Причесывалась Фаина Георгиевна левой рукой. Волосы уже на Котельнической были седые, очень красивого платинового оттенка, иногда голубоватого. Укладывала их Раневская высокой волной назад, специальной гребенкой и щеткой для волос, слегка увлажняла.

Помню ее черные шпильки – толстые большие и маленькие тонкие. Она любила большую блестящую английскую булавку-заколку для одежды, нарочито большую, очень удобную.

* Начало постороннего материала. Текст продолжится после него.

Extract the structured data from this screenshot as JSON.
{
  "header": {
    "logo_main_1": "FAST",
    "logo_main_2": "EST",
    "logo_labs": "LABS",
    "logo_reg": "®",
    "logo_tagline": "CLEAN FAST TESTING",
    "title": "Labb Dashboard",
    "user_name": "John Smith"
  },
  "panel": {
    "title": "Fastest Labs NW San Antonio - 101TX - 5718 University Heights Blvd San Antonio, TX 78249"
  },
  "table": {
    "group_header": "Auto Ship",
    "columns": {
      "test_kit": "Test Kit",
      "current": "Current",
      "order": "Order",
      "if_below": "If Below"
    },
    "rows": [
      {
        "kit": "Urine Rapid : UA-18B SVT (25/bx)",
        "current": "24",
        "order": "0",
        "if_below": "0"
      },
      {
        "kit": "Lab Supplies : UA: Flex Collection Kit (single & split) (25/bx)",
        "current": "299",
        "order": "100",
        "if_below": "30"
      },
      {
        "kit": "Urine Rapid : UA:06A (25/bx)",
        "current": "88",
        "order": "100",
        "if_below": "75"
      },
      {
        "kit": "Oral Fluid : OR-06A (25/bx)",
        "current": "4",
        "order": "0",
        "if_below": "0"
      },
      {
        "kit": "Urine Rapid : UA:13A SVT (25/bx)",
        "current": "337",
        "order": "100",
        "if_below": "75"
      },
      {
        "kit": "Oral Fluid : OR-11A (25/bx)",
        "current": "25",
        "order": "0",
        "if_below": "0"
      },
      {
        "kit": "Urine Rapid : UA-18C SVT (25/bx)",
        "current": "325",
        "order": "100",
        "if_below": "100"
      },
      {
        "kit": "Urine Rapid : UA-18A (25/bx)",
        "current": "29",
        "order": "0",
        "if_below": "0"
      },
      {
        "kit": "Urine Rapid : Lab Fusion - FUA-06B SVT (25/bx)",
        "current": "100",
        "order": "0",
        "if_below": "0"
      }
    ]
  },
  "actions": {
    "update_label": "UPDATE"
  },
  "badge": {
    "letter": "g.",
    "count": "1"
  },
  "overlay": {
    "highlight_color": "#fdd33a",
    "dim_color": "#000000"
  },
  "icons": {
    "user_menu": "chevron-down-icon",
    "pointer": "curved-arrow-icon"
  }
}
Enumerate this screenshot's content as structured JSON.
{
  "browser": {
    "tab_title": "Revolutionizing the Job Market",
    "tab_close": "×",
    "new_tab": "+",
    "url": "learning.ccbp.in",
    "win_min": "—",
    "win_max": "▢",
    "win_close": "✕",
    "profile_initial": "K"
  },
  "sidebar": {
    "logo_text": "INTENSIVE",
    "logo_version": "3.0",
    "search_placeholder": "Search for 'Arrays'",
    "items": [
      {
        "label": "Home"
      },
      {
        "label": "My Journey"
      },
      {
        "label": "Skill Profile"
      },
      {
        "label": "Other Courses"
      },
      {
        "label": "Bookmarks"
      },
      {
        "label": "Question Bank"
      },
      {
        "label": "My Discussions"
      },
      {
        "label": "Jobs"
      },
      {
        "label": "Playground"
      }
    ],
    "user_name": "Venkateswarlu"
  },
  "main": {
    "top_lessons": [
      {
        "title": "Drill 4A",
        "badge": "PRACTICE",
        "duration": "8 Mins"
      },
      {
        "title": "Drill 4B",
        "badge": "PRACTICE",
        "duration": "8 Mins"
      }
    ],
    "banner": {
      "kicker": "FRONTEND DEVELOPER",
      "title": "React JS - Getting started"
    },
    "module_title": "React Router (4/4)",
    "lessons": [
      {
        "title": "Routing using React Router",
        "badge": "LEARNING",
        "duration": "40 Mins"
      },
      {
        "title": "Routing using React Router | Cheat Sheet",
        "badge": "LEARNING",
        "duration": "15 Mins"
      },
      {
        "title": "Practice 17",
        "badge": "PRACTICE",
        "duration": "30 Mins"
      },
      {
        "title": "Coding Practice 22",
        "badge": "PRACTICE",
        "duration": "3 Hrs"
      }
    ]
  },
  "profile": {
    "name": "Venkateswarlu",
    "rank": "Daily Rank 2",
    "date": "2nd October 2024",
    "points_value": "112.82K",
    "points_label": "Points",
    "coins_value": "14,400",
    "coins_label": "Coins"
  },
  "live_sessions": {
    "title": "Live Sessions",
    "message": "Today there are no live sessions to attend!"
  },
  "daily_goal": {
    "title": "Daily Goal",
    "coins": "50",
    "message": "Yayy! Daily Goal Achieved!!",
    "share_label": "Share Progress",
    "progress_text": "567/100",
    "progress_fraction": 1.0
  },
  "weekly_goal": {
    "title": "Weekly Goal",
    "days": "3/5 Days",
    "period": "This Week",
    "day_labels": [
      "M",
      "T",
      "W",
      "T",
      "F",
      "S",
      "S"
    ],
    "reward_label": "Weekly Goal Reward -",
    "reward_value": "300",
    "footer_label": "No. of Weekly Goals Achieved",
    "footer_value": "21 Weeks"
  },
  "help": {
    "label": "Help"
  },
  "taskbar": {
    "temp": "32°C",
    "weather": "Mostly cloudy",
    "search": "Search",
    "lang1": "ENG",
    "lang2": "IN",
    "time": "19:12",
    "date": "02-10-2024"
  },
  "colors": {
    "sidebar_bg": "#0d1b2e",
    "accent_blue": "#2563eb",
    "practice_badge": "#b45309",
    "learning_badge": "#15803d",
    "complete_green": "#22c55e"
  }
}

На Южинском в последнее время Фуфа питалась в основном кефиром и хлебом. Когда у нее не было домработницы, друзья и соседи постоянно приносили ей батон хлеба и бутылку кефира. Фаина Георгиевна протягивала пять рублей и говорила: «С-сддачи не надо». Это было очень много. Когда же была домработница, дешевле не становилось. Как-то Фаина Георгиевна кормила при нас Мальчика кусочками сырого мяса – голубила так своего любимого. Таня спросила, где ей достают эти полуфабрикаты. Фаина Георгиевна рассказала, что домработница предъявила ей недавно порцию бефстроганов и счет на сто рублей. Непомерную сумму домработница объяснила тем, что по всей Москве искала мясо для Мальчика… на такси.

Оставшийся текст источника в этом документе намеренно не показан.